Examples (and reviews to show how the goal was accomplished):
Vampire: The Masquerade—Redemption offers the player multiple endings based on ethical conduct during the game. While ethical vampires might sound confusingly contradictory, in practice it works well. We implemented the Humanity system that we had used quite successfully in the paper game version. Vampires are unliving creatures who either cling to the tattered shreds of their former humanity or yield to the beast within and become ravening monsters. So if the player made difficult but ethical choices in his dealings with others, he could forestall the slide to oblivion, and even find a kind of redemption. If he acts like the monster he's becoming, he hastens his slide into oblivion. However, even this "bad" ending can give him power to defeat the boss villain, but at the cost of his soul. In the end, the game's basic choices became a meditation on what we sacrifice for power, on defeat in victory and on victory in defeat.
Adrenaline Vault said: "The well-constructed storyline and character development system give VTM: Redemption an overpoweringly immersive quality, possessed in very few offerings today."
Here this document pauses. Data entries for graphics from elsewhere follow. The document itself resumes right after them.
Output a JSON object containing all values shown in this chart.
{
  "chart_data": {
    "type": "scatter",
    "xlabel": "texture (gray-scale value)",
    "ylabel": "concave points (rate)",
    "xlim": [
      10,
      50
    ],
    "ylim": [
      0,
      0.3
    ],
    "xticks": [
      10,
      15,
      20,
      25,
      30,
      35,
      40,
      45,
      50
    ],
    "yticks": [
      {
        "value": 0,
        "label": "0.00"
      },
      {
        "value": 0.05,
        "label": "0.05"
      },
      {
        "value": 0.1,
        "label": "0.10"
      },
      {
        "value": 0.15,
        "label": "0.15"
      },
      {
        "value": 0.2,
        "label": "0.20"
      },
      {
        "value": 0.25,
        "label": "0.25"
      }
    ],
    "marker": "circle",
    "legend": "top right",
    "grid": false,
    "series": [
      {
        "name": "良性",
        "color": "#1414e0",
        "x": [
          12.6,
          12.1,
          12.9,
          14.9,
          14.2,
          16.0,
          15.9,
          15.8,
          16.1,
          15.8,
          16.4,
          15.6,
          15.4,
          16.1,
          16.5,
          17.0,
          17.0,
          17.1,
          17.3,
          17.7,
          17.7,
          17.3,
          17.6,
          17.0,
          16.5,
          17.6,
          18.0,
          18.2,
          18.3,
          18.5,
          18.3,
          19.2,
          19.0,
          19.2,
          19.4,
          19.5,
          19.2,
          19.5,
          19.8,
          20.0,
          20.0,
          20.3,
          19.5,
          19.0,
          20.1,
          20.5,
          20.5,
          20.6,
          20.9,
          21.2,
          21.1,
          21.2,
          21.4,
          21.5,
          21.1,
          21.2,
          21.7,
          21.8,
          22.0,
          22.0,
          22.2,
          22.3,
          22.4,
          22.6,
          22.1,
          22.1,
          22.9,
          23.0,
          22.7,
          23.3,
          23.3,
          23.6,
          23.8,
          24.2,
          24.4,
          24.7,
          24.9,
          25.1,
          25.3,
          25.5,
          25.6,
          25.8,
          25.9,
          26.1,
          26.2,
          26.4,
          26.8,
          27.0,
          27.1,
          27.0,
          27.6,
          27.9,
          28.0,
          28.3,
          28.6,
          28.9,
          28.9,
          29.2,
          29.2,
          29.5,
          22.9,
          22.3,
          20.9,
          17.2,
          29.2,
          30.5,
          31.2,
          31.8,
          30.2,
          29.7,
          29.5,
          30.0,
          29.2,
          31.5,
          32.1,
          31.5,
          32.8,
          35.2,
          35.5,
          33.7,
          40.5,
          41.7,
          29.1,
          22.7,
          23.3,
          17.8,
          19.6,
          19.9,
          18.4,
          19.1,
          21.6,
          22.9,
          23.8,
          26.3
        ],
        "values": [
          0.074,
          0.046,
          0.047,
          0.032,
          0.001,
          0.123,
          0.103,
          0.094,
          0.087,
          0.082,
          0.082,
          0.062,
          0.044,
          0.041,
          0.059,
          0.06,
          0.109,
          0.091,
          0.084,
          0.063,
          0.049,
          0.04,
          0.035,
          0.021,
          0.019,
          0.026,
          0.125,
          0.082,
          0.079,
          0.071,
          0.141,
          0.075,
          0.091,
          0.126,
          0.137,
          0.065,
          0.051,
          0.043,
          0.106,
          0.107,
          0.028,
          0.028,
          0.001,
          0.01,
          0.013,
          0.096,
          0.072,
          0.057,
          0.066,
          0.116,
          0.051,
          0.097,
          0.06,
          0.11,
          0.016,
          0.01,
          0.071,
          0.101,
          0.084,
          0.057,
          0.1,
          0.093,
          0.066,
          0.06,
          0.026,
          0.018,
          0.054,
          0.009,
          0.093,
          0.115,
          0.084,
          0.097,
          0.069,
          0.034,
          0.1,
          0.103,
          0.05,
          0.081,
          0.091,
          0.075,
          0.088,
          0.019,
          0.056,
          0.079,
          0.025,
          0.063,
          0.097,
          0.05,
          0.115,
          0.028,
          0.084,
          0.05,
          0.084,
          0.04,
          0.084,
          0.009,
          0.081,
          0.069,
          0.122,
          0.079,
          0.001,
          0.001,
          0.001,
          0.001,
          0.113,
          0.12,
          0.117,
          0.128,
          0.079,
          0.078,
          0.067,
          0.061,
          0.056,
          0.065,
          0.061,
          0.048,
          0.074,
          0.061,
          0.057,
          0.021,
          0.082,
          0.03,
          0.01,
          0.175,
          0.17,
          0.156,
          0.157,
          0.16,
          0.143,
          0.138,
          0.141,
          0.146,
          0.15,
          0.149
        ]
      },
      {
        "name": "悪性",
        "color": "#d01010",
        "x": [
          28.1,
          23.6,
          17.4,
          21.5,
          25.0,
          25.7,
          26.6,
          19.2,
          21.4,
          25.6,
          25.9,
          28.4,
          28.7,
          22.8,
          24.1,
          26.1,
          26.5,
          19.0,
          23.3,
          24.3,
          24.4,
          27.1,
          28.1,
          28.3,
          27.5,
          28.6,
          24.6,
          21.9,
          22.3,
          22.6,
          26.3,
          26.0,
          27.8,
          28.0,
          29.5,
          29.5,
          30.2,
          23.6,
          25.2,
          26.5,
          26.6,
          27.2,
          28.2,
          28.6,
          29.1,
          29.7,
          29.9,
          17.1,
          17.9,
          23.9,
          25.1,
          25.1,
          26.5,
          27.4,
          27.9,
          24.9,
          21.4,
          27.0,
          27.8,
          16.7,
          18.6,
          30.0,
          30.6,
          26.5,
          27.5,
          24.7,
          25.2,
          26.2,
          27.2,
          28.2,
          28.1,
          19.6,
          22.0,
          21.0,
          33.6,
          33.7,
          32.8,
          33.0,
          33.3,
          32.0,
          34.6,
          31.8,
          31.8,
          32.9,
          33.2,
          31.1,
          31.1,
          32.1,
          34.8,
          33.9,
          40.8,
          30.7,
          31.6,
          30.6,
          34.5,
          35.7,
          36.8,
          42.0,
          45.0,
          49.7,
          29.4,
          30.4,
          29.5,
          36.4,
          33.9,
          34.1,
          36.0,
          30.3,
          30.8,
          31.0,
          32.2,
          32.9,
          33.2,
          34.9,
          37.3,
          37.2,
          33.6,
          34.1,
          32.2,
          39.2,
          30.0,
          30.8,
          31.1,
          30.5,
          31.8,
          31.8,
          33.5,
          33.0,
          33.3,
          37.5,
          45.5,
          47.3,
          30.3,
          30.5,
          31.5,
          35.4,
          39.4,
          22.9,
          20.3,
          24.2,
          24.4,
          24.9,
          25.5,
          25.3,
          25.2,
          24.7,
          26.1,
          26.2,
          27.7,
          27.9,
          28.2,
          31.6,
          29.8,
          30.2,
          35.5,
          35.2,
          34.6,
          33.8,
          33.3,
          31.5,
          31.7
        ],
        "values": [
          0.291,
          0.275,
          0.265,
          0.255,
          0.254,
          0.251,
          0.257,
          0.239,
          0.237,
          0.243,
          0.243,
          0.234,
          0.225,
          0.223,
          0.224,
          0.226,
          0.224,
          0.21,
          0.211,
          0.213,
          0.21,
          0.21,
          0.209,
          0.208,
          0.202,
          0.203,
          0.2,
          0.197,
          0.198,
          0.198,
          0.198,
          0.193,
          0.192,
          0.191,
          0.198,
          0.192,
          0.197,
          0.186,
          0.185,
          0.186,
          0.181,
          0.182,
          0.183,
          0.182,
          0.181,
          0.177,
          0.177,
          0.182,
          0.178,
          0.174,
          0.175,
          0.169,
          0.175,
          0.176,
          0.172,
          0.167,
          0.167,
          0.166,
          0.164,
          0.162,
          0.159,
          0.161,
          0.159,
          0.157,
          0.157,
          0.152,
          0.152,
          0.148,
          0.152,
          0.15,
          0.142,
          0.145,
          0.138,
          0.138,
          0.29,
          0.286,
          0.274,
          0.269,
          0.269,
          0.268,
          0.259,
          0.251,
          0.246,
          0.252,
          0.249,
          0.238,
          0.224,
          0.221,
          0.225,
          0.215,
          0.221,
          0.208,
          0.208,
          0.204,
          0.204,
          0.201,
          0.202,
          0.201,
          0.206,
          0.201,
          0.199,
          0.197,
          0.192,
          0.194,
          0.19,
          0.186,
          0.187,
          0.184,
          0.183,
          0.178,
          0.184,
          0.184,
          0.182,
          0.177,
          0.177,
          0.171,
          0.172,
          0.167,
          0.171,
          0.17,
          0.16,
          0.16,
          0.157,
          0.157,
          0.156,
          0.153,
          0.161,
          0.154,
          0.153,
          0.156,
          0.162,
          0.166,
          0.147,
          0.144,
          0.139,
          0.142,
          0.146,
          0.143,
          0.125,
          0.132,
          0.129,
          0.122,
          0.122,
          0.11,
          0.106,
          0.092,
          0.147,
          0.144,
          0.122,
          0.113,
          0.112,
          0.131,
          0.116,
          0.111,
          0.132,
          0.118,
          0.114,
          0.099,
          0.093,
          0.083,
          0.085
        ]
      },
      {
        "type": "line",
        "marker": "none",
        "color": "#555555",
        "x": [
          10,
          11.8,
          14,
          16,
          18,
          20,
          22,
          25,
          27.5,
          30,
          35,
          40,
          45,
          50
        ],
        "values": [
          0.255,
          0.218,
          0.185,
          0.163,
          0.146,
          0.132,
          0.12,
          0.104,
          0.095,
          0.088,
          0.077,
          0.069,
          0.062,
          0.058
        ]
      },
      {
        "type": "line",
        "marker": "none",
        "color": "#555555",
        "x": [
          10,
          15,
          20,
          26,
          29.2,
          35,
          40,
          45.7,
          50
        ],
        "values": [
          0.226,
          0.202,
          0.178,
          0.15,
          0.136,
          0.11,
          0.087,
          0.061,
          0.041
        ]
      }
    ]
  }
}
Star Trek: Starfleet Academy requires that the player manage a crew of raw cadets and mold them into a team. Besides having to make career path decisions, resolve inter-crew squabbling, and deal with opportunities to cheat (just like James T. Kirk), the player has the option to neglect his studies to help solve a serious problem he and his science officer have stumbled upon. From the very beginning of the game, it appears that the top victory condition is graduating first in the class. Therefore, all the academic choices seem far more important than more fun distractions. And, for the most part, they are. But the player gets an inkling that the fringe research project he has embarked upon could have tremendous, far-reaching consequences, saving more than a few lives. The player will have to sacrifice what appears to be the whole point of the game—winning command of his own ship by graduating first in his class. The research plan that will let him crack the problem is presented as yet another tempting distraction from his limited study time. But clues interspersed throughout the game, including interactions with Academy Special Instructor Kirk, hint that it could be far more than that. If you actually dare to ask Kirk audacious questions about his notorious defiance of the Prime Directive, you learn all about how and when to break rules. Many players figure out the special ending the first time through the game, but not all. Which is as it should be.
Cnet Game Center's review said that Starfleet Academy's "...clever writing and an understanding of the Trek mythos (and its implications) surpasses most of the current TV shows and movies. In fact, the question of what we are to learn from Kirk himself and his "Cowboy Diplomacy" (based on the original series and first set of movies) is one of the major themes of this story."